Area 51: An Uncensored History of America’s Top Secret Military Base
By Annie Jacobsen
Little, Brown and Company. 523 pp. $27.99
By Robert S. Norris and Jeffrey T. Richelson
Annie Jacobsen has written a book that purports to explain what has transpired at Area 51, 575-square miles of Nevada also referred to as “Dreamland,” where top secret experimental aircraft, including the U-2, OXCART, and the F-117 stealth fighter, were first flight-tested. Jacobsen also claims to reveal the actual events behind the 1947 Roswell incident—and comes up with an explanation that is even more bizarre than the standard conspiracy theories involving UFOs and dead aliens.
Hers is a deeply flawed book—and not only because she has added new, outlandish tales to the story of a top-secret military facility. All too often, Jacobsen’s history of the activities that did occur at the facility is filled with errors of commission and omission. One has to wonder what role her editors played in overseeing this book, and why so many mistakes and preposterous claims survived editorial review.
Jacobsen’s command of nuclear history and science is almost non-existent. There are so many mistakes that it is hard to know where to begin.
For Jacobsen, Vannevar Bush is the grey eminence behind all sorts of secret projects. She depicts Bush as the head of the Manhattan Project on three occasions. While Bush was instrumental in helping launch the atomic bomb program, it was General Leslie R. Groves who was the actual head of the Manhattan Project—which is why histories of the project without exception name Groves and Robert Oppenheimer as its central figures. Bush was science adviser to President Franklin Roosevelt, and as such was chairman of a three-member oversight committee, known as the Military Policy Committee, that usually rubber-stamped decisions that Groves had already made.
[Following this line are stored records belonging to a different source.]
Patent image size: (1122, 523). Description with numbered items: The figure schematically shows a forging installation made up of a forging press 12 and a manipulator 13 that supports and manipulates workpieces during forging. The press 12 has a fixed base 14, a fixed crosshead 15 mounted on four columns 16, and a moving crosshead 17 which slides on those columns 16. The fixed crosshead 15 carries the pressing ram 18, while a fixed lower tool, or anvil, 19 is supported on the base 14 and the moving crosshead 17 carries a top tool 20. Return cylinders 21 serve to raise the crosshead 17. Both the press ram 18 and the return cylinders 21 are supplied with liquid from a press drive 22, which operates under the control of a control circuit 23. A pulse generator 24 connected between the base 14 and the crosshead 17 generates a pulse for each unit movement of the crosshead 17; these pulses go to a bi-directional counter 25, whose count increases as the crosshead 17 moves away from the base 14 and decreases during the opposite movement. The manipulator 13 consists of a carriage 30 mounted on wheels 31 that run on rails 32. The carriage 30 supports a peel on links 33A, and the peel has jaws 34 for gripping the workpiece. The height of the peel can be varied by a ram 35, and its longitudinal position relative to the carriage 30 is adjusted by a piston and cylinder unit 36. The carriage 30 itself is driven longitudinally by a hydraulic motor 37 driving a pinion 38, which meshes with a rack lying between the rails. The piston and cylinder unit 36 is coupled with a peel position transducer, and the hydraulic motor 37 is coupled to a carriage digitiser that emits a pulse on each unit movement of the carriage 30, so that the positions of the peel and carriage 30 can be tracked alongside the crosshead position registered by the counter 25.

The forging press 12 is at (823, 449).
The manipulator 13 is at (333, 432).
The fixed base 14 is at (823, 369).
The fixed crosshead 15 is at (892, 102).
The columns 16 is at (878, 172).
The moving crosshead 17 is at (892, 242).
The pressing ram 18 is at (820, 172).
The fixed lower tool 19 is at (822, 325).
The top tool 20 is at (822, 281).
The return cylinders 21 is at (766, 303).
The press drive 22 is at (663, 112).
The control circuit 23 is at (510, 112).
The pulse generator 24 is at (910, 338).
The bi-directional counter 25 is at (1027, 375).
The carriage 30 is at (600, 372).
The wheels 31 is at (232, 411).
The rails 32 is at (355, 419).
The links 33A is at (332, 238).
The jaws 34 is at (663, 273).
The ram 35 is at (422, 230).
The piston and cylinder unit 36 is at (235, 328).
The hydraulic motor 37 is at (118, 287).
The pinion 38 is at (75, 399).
She writes, “President Truman authorized [General Curtis] LeMay to lead the 509th Operations Group, based on Tinian Island, to drop the Hiroshima and Nagasaki atomic bombs.” The actual head of the 509th Composite Group was Colonel Paul W. Tibbets. She claims LeMay was at the 1946 Crossroads tests in the Pacific. He was not. She says, with reference to the Bay of Pigs operation [April 1961] that Richard Bissell, the CIA deputy director for plans, “lamented that if LeMay had provided adequate air cover as he had promised, the mission would most likely have been a success.” This creates the inference that LeMay was derelict. Yet anyone with rudimentary knowledge of the Bay of Pigs episode knows that it was President John F. Kennedy who made the crucial decision to withhold direct US air support—a decision that has often been debated but whose origin has never been disputed.